Created from one of the largest multi omic aging datasets ever developed, the new clock outperforms previous age calculating methods.
A study published today by scientists from Harvard University and epigenetic research company TruDiagnostic has shed light on the reasons why our bodies are aging on a cellular level, laying the foundations for medical based treatment options to reduce the risk of age-related death and disease in highly targeted ways.
Longevity.Technology: Age is the number one risk factor for most chronic diseases and death across the world. Epigenetics (or the way our genes are put to use throughout our bodies) has emerged as a crucial method of evaluating health, and while previous DNA methylation clocks could determine how advanced one’s body has aged, they have not yet been able to provide information to the reasons why someone might have accelerated or decelerated aging outcomes.

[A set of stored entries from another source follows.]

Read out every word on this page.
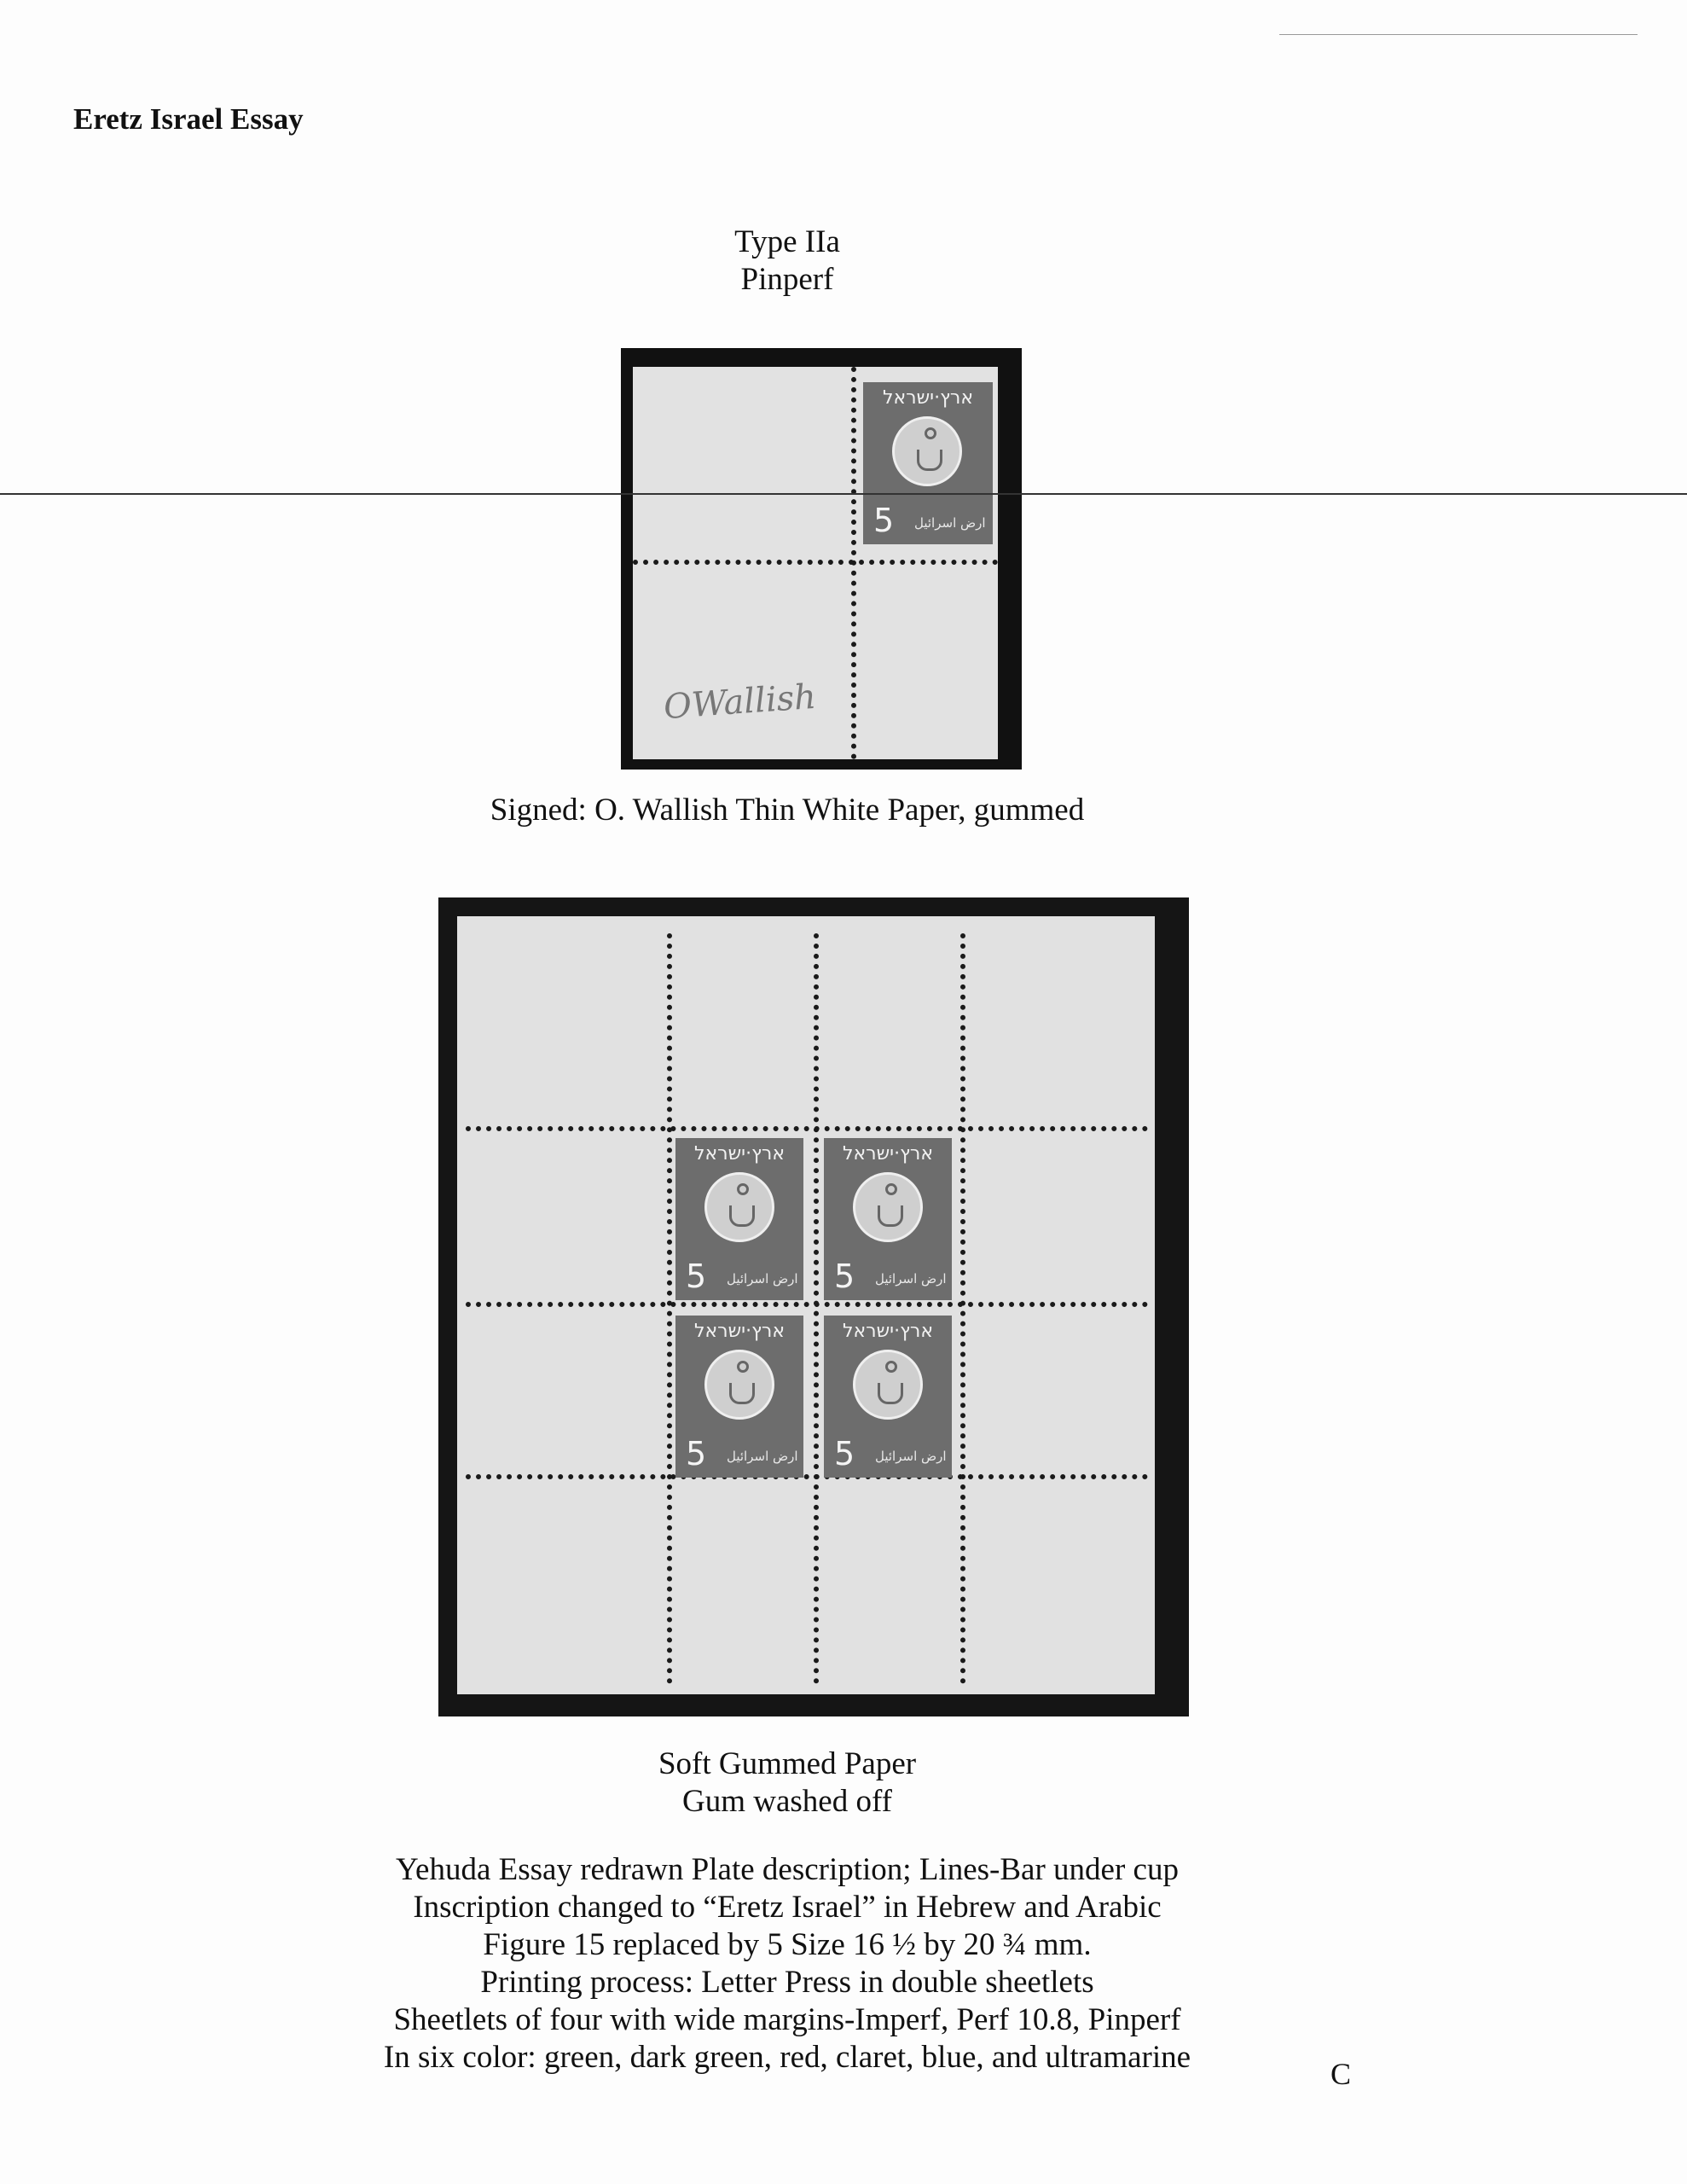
Eretz Israel Essay
Type IIa
Pinperf
ארץ·ישראל
5 ارض اسرائيل
OWallish
Signed: O. Wallish Thin White Paper, gummed
ארץ·ישראל
5 ارض اسرائيل
ארץ·ישראל
5 ارض اسرائيل
ארץ·ישראל
5 ارض اسرائيل
ארץ·ישראל
5 ارض اسرائيل
Soft Gummed Paper
Gum washed off
Yehuda Essay redrawn Plate description; Lines-Bar under cup
Inscription changed to “Eretz Israel” in Hebrew and Arabic
Figure 15 replaced by 5 Size 16 ½ by 20 ¾ mm.
Printing process: Letter Press in double sheetlets
Sheetlets of four with wide margins-Imperf, Perf 10.8, Pinperf
In six color: green, dark green, red, claret, blue, and ultramarine	C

“In our research, we set out to create the best method to quantify the biological aging process. However, aging is extremely complex,” explains Harvard Medical School Associate Professor Dr Jessica Lasky-Su. “To solve this issue of complexity, our approach was to gather data across multiple sources of information. We chose to do this by building one of the most robust aging datasets in the world by quantifying patients’ proteomics, metabolomics, clinical histories and DNA methylation.”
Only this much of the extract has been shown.